Given the importance of Liberty Tree in pre-Revolutionary politics, why wasn’t the site included in the Freedom Trail in 1958? One possible answer, discussed in the Weekly Dig, is that powers-that-be dislike commemorating mass political activities, as opposed to august institutions like King’s Chapel (largely Loyalist in 1775) or the Old State House (government at work).

I’m not convinced. After all, the Freedom Trail has a stop at the site of the Boston Massacre, a violent and still sometimes controversial confrontation between locals and soldiers. And, though it wasn’t part of the trail (and is now closed for renovation), the Boston Tea Party ship commemorated an illegal, anti-commercial protest.

The main reason for deemphasizing the Liberty Tree site, I suspect, was that it no longer contained a stately tree to look at. And what was visible at that corner wasn’t thought to be appealing to tourists—unless they wanted erotic literature, in which case the Liberty Tree Bookstore would have been happy to sell it to them. (This is not the same Liberty Tree Bookstore that sells political books online.) For a couple of decades that neighborhood was Boston’s “Combat Zone,” a red-light district. Now that technology has helped Americans bring pornography into the home, where it belongs, the neighborhood is gentrifying and might actually be a good place for a historic park.

But it’s still half a mile from the current start of the Freedom Trail on Boston Common. And the 2.5-mile trail is meant to be short enough for people to walk comfortably in a day (though many folks leave the Charlestown sites for later). So for people to add the extra half-mile, there would have to be more to see than a bas-relief plaque on a wall.

Plans for expanding Liberty Tree Park have been in the air since 1974, as far as I can tell—that’s when the area first got that label. As the millennium approached, an organization called Boston 2000 announced plans to develop the park and lobby for adding it to the trail. There was a grant from Save America’s Treasures. But, as the Weekly Dig article says, the momentum faded. The city estimates that the park would need more money than is now available, and plans for the neighborhood are up in the air. Perhaps by 2015, which will be the semiquincentennial of the first protest under Liberty Tree?

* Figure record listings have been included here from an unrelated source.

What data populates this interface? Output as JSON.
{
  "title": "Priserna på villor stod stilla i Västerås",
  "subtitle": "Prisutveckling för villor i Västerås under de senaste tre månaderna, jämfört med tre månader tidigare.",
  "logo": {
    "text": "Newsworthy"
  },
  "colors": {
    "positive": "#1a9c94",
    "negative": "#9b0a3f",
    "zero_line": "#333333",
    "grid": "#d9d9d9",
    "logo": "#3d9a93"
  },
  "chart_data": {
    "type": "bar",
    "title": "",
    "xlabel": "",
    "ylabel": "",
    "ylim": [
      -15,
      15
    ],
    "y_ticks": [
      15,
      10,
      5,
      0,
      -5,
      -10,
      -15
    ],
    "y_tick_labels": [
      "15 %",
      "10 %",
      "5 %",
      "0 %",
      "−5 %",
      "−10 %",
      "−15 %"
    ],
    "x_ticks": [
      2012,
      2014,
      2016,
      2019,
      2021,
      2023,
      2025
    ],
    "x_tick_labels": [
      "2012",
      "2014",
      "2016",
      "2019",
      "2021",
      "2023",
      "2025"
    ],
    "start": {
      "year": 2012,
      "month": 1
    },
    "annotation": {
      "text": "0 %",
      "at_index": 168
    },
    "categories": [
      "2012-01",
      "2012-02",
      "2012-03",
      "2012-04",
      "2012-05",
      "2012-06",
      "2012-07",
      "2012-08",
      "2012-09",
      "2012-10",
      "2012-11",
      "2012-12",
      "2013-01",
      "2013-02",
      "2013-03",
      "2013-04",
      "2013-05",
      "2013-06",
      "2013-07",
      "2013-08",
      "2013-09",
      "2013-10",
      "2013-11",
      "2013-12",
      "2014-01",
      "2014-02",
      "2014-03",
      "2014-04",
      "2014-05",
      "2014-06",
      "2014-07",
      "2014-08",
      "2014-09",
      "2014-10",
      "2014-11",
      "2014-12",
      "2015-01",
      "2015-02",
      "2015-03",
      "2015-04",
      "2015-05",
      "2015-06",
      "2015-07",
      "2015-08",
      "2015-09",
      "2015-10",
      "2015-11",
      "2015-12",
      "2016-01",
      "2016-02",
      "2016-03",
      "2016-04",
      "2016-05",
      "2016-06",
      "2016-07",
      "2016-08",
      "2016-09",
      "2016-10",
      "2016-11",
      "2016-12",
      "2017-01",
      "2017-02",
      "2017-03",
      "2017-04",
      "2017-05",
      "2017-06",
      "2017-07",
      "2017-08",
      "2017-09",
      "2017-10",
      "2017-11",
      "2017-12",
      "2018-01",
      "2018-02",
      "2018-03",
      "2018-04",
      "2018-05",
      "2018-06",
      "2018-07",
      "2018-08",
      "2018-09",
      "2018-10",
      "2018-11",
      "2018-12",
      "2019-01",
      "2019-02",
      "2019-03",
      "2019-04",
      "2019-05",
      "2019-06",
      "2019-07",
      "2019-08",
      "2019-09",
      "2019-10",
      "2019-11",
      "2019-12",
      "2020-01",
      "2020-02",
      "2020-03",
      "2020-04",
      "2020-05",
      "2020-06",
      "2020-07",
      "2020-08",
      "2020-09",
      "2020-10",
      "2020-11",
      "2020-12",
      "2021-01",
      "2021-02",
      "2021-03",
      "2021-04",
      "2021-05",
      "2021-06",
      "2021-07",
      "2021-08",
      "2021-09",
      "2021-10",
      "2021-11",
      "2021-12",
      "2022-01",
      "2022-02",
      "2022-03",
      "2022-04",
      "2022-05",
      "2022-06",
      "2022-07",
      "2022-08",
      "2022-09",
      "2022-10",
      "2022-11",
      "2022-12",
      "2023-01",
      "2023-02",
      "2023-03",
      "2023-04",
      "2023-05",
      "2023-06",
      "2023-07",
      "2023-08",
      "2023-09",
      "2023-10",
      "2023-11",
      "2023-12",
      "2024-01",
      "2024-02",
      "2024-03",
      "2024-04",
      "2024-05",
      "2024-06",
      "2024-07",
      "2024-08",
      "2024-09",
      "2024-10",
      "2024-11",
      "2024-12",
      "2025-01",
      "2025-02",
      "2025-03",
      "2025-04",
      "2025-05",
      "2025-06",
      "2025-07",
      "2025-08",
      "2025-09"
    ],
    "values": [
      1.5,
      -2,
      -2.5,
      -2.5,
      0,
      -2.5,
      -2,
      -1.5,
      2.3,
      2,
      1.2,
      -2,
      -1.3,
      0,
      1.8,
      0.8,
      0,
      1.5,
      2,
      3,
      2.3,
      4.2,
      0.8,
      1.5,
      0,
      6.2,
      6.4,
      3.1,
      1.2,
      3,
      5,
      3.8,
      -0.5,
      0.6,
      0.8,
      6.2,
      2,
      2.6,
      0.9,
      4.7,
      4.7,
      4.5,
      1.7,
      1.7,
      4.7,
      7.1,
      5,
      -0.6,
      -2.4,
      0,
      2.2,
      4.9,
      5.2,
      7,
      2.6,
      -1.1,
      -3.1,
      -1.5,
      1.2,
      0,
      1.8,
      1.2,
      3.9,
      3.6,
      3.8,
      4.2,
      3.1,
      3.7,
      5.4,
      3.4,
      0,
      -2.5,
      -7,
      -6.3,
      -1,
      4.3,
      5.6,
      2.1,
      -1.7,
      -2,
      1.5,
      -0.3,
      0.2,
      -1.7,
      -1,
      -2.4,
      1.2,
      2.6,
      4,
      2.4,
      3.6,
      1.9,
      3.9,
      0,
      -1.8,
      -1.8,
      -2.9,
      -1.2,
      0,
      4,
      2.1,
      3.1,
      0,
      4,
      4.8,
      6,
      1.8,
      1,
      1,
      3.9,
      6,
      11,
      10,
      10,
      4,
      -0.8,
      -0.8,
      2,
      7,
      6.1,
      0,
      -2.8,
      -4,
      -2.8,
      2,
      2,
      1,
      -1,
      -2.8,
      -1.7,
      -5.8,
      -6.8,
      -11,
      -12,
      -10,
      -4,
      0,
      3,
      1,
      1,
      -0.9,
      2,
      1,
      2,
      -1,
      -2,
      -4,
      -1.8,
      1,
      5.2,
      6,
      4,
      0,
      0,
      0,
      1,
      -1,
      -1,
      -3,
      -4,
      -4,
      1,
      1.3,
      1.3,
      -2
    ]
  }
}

(Thanks to Charles Bahne for supplying me with a copy of the Weekly Dig article.)

3 comments:

Anonymous said...

I'm actually the author of the article in question, and I would like to clarify, as this blog post is rather misleading about the point of view, that neither I nor the Dig suggested that the site was left off of the trail, but rather that Alfred Young suggested that that was a possible reason, which is pretty clear in the article. Although the link is currently unavailable on the Dig site, you can still see the article as it appeared HERE to see for yourself. I also would say that your point on the tea party helps validate this argument, and further that the massacre has been often sanitized and altered - a thing difficult to do with the liberty tree.

Thanks,
Matthew Wilding

J. L. Bell said...

Then I feel I should clarify that the blog post doesn't say that Dig story suggested that the Liberty Tree site was left off the trail for political reasons, only that it “discussed” that idea.

The fact that the story was headlined “Willfully Forgotten” (a quote from Dr. Al Young) could give the impression that the newspaper was playing up that theory over others. But that was, of course, the editor's decision.

Thanks for the new link to the article's text.

Anonymous said...

John C. Miller's biography of Sam Adams calls it an oak not an elm, probably one of the many things Miller got wrong. Another useful source on this is Arthur M. Schlesinger "Liberty Tree: A Genealogy" in The New England Quartley Vol. 25 No. 4 (Dec, 1952) pp. 435 to 458.